I would say if you found the bullet in a dead deer, it did what it was supposed to do.

rc
 
I don't have experience with using the C/T in that weight or velocity, but I have recovered several shot from a 7mm-08 (140 gr.) and a .458 SOCOM (300 gr.)

Both of those loads show very similar performance (to yours) in terms of expansion, retained weight (percent) was different for the two, but each maintained a solid base.
 
Yep, looks good...great actually. The ballistic tip is designed for massive expansion and the base is simply weight to push the front harder giving it momentum to penetrate deeply. Most bullets are designed to have basically a 50-50 ratio (give or take a lot depending on design) of expanding portion and driving portion, so when that front bit hits and swells naturally small bits will peel off and you lose some weight and the bits that stay connected keep pushing further into the animal making a wound channel. So 95 grain bullet gives us about 47 grains expanding portion and 48 grains driving portion...you have 6 grains of expanding portion left attached which is pretty low of a percentage but the bullet still looks to have performed properly. I would expect more like 65 or 70 grains retained weight but still you got great expansion and great penetration. A light retained weight may simply be a normal thing for this design.

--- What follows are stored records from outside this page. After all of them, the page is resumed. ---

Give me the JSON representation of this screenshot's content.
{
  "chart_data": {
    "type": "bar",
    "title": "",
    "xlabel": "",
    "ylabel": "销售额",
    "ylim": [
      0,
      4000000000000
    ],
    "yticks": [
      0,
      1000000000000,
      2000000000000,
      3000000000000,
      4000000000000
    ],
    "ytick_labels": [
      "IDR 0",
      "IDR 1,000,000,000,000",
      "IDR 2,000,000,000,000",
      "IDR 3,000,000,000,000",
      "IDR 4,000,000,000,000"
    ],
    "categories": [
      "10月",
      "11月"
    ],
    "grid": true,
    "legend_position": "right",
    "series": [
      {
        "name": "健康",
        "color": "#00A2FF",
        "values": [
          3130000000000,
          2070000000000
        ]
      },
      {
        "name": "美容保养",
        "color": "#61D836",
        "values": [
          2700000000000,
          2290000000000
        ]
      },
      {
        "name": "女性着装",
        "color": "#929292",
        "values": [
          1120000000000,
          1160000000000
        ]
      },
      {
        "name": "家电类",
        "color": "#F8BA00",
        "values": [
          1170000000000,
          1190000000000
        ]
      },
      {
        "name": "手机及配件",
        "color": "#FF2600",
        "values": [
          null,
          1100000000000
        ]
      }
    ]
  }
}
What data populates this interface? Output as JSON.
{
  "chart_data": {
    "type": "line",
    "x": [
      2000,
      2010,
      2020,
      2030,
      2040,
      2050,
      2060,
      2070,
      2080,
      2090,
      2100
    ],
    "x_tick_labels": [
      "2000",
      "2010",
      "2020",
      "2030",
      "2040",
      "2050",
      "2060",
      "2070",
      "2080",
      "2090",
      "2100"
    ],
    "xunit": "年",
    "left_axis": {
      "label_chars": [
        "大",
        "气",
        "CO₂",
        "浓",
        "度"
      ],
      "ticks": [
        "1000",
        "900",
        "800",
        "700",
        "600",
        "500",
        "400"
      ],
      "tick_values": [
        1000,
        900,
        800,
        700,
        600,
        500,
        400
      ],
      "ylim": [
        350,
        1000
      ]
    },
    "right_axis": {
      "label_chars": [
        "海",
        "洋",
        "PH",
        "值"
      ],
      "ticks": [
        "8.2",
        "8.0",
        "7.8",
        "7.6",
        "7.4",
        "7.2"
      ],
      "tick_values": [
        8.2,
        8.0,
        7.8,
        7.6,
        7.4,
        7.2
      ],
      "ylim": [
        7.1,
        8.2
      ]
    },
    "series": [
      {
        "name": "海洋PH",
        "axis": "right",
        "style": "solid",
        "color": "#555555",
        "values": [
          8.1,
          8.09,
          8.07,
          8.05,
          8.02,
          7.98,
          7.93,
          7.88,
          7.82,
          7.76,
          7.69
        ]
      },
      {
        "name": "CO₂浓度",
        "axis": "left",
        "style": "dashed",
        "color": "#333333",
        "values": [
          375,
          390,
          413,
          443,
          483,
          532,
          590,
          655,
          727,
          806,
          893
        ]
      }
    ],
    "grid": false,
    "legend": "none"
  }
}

As for finding the bullet just under the hide on the back side, this supports both sides of the argument on energy killing the deer or not. You got maximum penetration meaning the largest possible wound channel, but you also stopped the bullet in the deer delivering full energy to your target.
 
I'd say it looks pretty good. I've shot a lot of balistic tip ammo at whitetail through my 7mag (all double lung shots). Over the years I've recovered around 10 bullets and the recovered slugs average around 35% weight retention. These deer were all shot between 50 and 300 yards.
 
About as perfect performance as one can ask for especially in a BT..
 
It looks a lot better than the couple I recovered. I don't know if the combined technology have a different jacket structure or what, but the ones I recovered were mostly just pieces of empty jacket and specks of lead we found while eatin supper.

I cannot argue with their effectiveness though every deer I shot using the standard BT, which was only a couple, was either DRT or in only a few yards.

That is a great buck congrats to your brother.
 
Yes I load 150 grain Nosler BT in .284 for my Sendero SF II in 7mm Rem Mag and have never had anything walk away from it. Has anyone ever shot any Nosler E-tips?